Below are the results of performance testing comparing performance of Fedora-based applications with real-world data.
Ingesting a large book with 1000 100MB TIFF images, repeated with Fedora 4.5.1 release (based on Modeshape 4), and the experimental Modeshape 5 branch (in both cases, Fedora was configured to use the PostgreSQL database object store). Durations are reported as HH:MM:SS, for batches of 100 images loaded using Princeton's Hydra head, Plum.
|Batch||Duration (Modeshape4)||Duration (Modeshape5)||Improvement|
Retrieving Objects With Many Links to Repository Objects
Compared to objects with a large number of literal properties or URI properties, objects with a large number of links to repository objects are much slower. E.g., an object with 10,000 properties where the objects are literals or non-repository URIs can be retrieved in 200 milliseconds, but an object with 10,000 properties where the objects are repository objects takes 7-36 seconds, depending on the settings, storage backend, etc.
There are also significant differences between LevelDB and PostgreSQL/MySQL backends, with LevelDB being much faster: 7-10 seconds as opposed to 30+ seconds for the object with 10,000 links to repository objects.
See test scripts.
Testing initially focused on:
- using properties explicitly set on the object, as compared to IndirectContainers
- debugging the RDF-generation code that produces the IndirectContainer triples
- running under Tomcat instead of Jetty
However, those do not appear to significantly impact performance. So the process of looking up which node a proxy points to and converting the node reference to a URI seem to be the problem. The process is:
- List the children of a direct container and load each node.
- Load the node the proxyFor property points to.
- Convert the member node to a URI.
Each of these steps is reasonably fast (~1msec). But as the number of members grows, even 3 msec per member eventually adds up. For example, a collection with 10,000 members would take 30 seconds.

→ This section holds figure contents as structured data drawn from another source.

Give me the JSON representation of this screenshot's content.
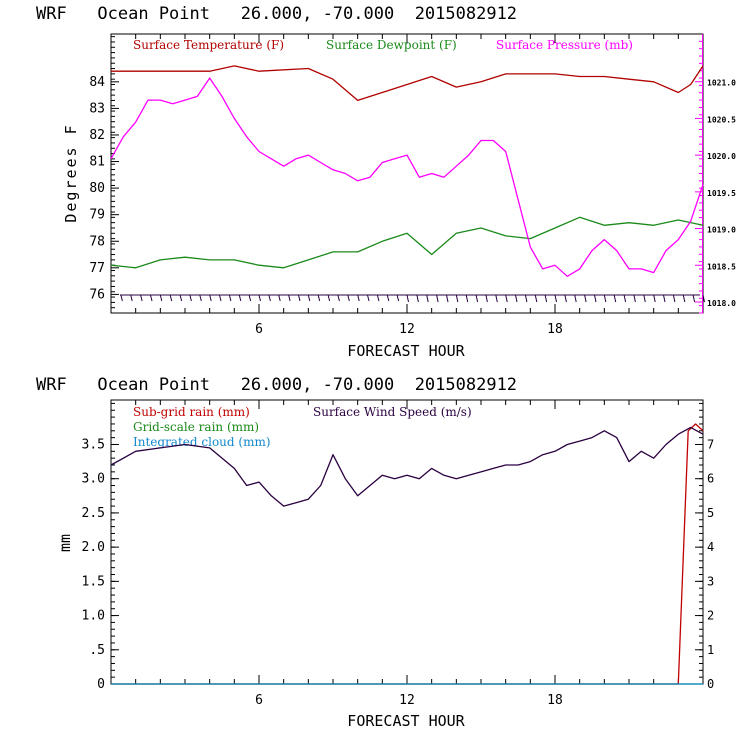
{
  "charts_meta": {
    "top_title": "WRF   Ocean Point   26.000, -70.000  2015082912",
    "bottom_title": "WRF   Ocean Point   26.000, -70.000  2015082912"
  },
  "colors": {
    "temperature": "#b00000",
    "dewpoint": "#1a8a1a",
    "pressure": "#ff00ff",
    "subgrid": "#c00000",
    "gridscale": "#1a8a1a",
    "cloud": "#1188cc",
    "wind": "#2a0040"
  },
  "chart_data": [
    {
      "type": "line",
      "title": "WRF   Ocean Point   26.000, -70.000  2015082912",
      "xlabel": "FORECAST HOUR",
      "ylabel": "Degrees F",
      "xlim": [
        0,
        24
      ],
      "ylim": [
        75.3,
        85.8
      ],
      "y2lim": [
        1017.85,
        1021.65
      ],
      "xticks": [
        "6",
        "12",
        "18"
      ],
      "yticks": [
        "76",
        "77",
        "78",
        "79",
        "80",
        "81",
        "82",
        "83",
        "84"
      ],
      "y2ticks": [
        "1018.0",
        "1018.5",
        "1019.0",
        "1019.5",
        "1020.0",
        "1020.5",
        "1021.0"
      ],
      "legend_position": "top",
      "series": [
        {
          "name": "Surface Temperature (F)",
          "axis": "left",
          "x": [
            0,
            2,
            4,
            5,
            6,
            8,
            9,
            10,
            11,
            12,
            13,
            14,
            15,
            16,
            17,
            18,
            19,
            20,
            21,
            22,
            23,
            23.5,
            24
          ],
          "values": [
            84.4,
            84.4,
            84.4,
            84.6,
            84.4,
            84.5,
            84.1,
            83.3,
            83.6,
            83.9,
            84.2,
            83.8,
            84.0,
            84.3,
            84.3,
            84.3,
            84.2,
            84.2,
            84.1,
            84.0,
            83.6,
            83.9,
            84.6
          ]
        },
        {
          "name": "Surface Dewpoint (F)",
          "axis": "left",
          "x": [
            0,
            1,
            2,
            3,
            4,
            5,
            6,
            7,
            8,
            9,
            10,
            11,
            12,
            13,
            14,
            15,
            16,
            17,
            18,
            19,
            20,
            21,
            22,
            23,
            24
          ],
          "values": [
            77.1,
            77.0,
            77.3,
            77.4,
            77.3,
            77.3,
            77.1,
            77.0,
            77.3,
            77.6,
            77.6,
            78.0,
            78.3,
            77.5,
            78.3,
            78.5,
            78.2,
            78.1,
            78.5,
            78.9,
            78.6,
            78.7,
            78.6,
            78.8,
            78.6
          ]
        },
        {
          "name": "Surface Pressure (mb)",
          "axis": "right",
          "x": [
            0,
            0.5,
            1,
            1.5,
            2,
            2.5,
            3,
            3.5,
            4,
            4.5,
            5,
            5.5,
            6,
            6.5,
            7,
            7.5,
            8,
            8.5,
            9,
            9.5,
            10,
            10.5,
            11,
            11.5,
            12,
            12.5,
            13,
            13.5,
            14,
            14.5,
            15,
            15.5,
            16,
            16.5,
            17,
            17.5,
            18,
            18.5,
            19,
            19.5,
            20,
            20.5,
            21,
            21.5,
            22,
            22.5,
            23,
            23.5,
            24
          ],
          "values": [
            1019.95,
            1020.25,
            1020.45,
            1020.75,
            1020.75,
            1020.7,
            1020.75,
            1020.8,
            1021.05,
            1020.8,
            1020.5,
            1020.25,
            1020.05,
            1019.95,
            1019.85,
            1019.95,
            1020.0,
            1019.9,
            1019.8,
            1019.75,
            1019.65,
            1019.7,
            1019.9,
            1019.95,
            1020.0,
            1019.7,
            1019.75,
            1019.7,
            1019.85,
            1020.0,
            1020.2,
            1020.2,
            1020.05,
            1019.4,
            1018.75,
            1018.45,
            1018.5,
            1018.35,
            1018.45,
            1018.7,
            1018.85,
            1018.7,
            1018.45,
            1018.45,
            1018.4,
            1018.7,
            1018.85,
            1019.1,
            1019.6
          ]
        }
      ]
    },
    {
      "type": "line",
      "title": "WRF   Ocean Point   26.000, -70.000  2015082912",
      "xlabel": "FORECAST HOUR",
      "ylabel": "mm",
      "xlim": [
        0,
        24
      ],
      "ylim": [
        0,
        4.15
      ],
      "y2lim": [
        0,
        8.3
      ],
      "xticks": [
        "6",
        "12",
        "18"
      ],
      "yticks": [
        "0",
        ".5",
        "1.0",
        "1.5",
        "2.0",
        "2.5",
        "3.0",
        "3.5"
      ],
      "y2ticks": [
        "0",
        "1",
        "2",
        "3",
        "4",
        "5",
        "6",
        "7"
      ],
      "legend_position": "top-left",
      "series": [
        {
          "name": "Sub-grid rain (mm)",
          "axis": "left",
          "x": [
            0,
            23.0,
            23.4,
            23.7,
            24
          ],
          "values": [
            0,
            0,
            3.7,
            3.8,
            3.7
          ]
        },
        {
          "name": "Grid-scale rain (mm)",
          "axis": "left",
          "x": [
            0,
            24
          ],
          "values": [
            0,
            0
          ]
        },
        {
          "name": "Integrated cloud (mm)",
          "axis": "left",
          "x": [
            0,
            24
          ],
          "values": [
            0,
            0
          ]
        },
        {
          "name": "Surface Wind Speed (m/s)",
          "axis": "right",
          "x": [
            0,
            1,
            2,
            3,
            4,
            5,
            5.5,
            6,
            6.5,
            7,
            7.5,
            8,
            8.5,
            9,
            9.5,
            10,
            10.5,
            11,
            11.5,
            12,
            12.5,
            13,
            13.5,
            14,
            14.5,
            15,
            15.5,
            16,
            16.5,
            17,
            17.5,
            18,
            18.5,
            19,
            19.5,
            20,
            20.5,
            21,
            21.5,
            22,
            22.5,
            23,
            23.5,
            24
          ],
          "values": [
            6.4,
            6.8,
            6.9,
            7.0,
            6.9,
            6.3,
            5.8,
            5.9,
            5.5,
            5.2,
            5.3,
            5.4,
            5.8,
            6.7,
            6.0,
            5.5,
            5.8,
            6.1,
            6.0,
            6.1,
            6.0,
            6.3,
            6.1,
            6.0,
            6.1,
            6.2,
            6.3,
            6.4,
            6.4,
            6.5,
            6.7,
            6.8,
            7.0,
            7.1,
            7.2,
            7.4,
            7.2,
            6.5,
            6.8,
            6.6,
            7.0,
            7.3,
            7.5,
            7.3
          ]
        }
      ]
    }
  ]
}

Some possible options for improving performance include:
- Caching nodes: this can improve the time to look up the member node and convert it to a URI.

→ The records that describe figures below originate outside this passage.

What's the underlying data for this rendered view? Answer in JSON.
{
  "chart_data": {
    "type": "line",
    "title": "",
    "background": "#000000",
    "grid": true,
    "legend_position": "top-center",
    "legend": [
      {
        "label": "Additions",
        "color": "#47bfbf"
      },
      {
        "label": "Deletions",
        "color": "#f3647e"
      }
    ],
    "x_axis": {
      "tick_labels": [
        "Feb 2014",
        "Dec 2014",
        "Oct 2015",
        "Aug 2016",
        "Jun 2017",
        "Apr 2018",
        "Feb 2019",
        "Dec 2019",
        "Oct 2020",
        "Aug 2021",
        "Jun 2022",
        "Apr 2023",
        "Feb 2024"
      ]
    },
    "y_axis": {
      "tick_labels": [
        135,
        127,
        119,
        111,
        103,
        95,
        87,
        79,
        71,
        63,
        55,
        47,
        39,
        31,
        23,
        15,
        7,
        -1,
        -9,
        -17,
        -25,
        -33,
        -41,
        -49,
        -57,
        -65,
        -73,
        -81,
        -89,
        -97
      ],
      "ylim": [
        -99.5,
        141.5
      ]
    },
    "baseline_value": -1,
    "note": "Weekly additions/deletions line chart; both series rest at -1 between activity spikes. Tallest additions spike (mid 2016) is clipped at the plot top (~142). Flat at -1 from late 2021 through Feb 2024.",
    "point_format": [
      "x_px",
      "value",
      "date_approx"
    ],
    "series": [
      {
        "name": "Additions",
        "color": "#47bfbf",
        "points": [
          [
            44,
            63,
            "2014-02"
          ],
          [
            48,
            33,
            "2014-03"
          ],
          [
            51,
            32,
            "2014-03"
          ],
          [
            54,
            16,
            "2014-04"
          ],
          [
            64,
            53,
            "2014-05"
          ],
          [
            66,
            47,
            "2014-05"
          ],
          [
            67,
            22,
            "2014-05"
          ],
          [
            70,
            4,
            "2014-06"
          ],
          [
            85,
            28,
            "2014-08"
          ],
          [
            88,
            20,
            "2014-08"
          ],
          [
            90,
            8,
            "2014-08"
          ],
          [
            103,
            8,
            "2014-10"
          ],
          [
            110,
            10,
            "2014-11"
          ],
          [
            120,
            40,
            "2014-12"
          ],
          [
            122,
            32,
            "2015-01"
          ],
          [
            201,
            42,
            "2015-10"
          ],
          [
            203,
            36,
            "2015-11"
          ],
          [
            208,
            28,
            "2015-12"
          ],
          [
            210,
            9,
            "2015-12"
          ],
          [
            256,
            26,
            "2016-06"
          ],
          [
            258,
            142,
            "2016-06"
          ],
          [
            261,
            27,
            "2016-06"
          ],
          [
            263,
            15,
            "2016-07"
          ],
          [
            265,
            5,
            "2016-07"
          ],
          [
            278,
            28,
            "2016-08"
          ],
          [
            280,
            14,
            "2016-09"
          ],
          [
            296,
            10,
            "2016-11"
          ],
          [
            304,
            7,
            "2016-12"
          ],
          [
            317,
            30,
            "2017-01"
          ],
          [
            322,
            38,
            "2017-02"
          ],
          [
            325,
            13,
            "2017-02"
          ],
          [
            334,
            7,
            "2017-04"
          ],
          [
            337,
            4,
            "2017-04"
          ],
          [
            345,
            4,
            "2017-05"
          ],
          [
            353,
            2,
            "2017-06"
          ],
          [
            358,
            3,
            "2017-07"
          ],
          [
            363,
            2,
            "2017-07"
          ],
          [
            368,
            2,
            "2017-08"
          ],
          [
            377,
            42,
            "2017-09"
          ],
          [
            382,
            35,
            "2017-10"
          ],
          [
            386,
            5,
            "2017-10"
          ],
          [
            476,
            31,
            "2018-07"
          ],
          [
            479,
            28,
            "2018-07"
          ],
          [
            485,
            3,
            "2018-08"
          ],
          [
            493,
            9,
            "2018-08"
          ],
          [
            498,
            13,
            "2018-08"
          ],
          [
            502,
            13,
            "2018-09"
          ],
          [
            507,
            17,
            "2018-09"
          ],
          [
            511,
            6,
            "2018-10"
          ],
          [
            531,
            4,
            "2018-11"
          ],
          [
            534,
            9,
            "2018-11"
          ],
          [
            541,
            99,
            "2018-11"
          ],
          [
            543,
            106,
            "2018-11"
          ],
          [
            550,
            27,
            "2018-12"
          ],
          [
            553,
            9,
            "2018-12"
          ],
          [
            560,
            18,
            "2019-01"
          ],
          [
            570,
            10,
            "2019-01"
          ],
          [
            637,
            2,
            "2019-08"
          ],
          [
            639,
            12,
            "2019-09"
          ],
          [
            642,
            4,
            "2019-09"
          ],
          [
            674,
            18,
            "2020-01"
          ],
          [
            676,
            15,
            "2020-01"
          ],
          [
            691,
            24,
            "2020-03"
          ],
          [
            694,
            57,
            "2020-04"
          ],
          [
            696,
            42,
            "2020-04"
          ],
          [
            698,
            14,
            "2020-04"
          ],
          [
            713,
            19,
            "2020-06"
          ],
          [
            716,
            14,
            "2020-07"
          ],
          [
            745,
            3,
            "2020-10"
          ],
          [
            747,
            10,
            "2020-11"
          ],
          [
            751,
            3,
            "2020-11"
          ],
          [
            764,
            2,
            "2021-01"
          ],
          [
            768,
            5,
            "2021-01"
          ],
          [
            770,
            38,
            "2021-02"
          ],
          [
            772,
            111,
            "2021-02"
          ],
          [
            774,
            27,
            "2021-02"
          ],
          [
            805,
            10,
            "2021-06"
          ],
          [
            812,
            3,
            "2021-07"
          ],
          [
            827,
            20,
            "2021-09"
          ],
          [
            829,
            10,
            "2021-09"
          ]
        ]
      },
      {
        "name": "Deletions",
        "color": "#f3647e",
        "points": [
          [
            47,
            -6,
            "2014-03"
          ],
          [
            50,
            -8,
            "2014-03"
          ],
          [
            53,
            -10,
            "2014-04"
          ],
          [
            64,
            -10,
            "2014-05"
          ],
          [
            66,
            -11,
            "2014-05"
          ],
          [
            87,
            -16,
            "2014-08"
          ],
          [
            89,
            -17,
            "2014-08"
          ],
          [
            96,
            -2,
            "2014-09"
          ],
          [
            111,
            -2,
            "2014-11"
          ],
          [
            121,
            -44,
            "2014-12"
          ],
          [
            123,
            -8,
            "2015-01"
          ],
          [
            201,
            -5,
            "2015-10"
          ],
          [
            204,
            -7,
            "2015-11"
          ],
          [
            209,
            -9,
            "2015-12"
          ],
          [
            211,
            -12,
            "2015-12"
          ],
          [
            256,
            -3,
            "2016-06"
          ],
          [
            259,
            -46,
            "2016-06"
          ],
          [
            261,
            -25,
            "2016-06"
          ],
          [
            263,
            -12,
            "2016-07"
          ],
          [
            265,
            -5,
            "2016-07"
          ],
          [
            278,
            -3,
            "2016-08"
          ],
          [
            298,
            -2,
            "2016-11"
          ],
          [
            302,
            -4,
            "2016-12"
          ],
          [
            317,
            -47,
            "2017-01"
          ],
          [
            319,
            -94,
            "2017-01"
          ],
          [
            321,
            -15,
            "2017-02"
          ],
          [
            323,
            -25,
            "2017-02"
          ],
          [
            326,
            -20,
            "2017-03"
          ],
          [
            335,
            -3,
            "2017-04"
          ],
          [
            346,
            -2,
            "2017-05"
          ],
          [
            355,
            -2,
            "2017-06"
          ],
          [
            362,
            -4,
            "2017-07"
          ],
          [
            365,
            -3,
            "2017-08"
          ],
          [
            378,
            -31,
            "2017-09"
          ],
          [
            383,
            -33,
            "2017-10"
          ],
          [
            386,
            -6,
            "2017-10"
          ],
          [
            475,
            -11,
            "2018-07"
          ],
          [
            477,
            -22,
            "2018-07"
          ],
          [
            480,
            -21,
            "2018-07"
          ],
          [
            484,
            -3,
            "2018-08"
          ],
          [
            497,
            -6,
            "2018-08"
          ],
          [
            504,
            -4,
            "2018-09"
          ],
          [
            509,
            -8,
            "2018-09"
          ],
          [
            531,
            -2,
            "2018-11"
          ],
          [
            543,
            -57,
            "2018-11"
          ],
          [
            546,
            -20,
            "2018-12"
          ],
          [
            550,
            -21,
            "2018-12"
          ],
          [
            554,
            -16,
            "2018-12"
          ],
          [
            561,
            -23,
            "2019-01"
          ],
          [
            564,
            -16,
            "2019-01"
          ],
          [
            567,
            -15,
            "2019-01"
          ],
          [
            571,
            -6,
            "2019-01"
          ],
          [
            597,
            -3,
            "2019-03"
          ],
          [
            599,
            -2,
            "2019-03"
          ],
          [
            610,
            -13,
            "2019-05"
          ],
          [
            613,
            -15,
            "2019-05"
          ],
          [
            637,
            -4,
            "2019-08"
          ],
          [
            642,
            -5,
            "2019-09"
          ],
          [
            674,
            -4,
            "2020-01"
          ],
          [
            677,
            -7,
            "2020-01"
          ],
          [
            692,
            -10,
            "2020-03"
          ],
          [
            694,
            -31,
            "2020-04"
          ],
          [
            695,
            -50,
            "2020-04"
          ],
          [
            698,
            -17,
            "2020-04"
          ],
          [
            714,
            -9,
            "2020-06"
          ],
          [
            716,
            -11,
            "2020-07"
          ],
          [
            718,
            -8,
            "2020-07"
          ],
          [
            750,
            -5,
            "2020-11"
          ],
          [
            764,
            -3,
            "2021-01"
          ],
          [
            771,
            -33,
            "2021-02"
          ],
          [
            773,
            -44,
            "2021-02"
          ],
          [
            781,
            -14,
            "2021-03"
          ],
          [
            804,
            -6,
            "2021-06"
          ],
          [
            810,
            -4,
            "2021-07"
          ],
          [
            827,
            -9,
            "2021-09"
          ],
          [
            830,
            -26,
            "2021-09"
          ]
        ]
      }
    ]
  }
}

- Using properties explicitly set on the collection object instead of proxies: this can eliminate the extra node lookup for loading the proxy node.
- Using Modeshape's internal query functionality: in theory this could be more efficient than iterating over the proxies. However, it appears that Modeshape uses the database as a document store, and so winds up loading all of the members anyway, with performance very similar to just iterating over all the children.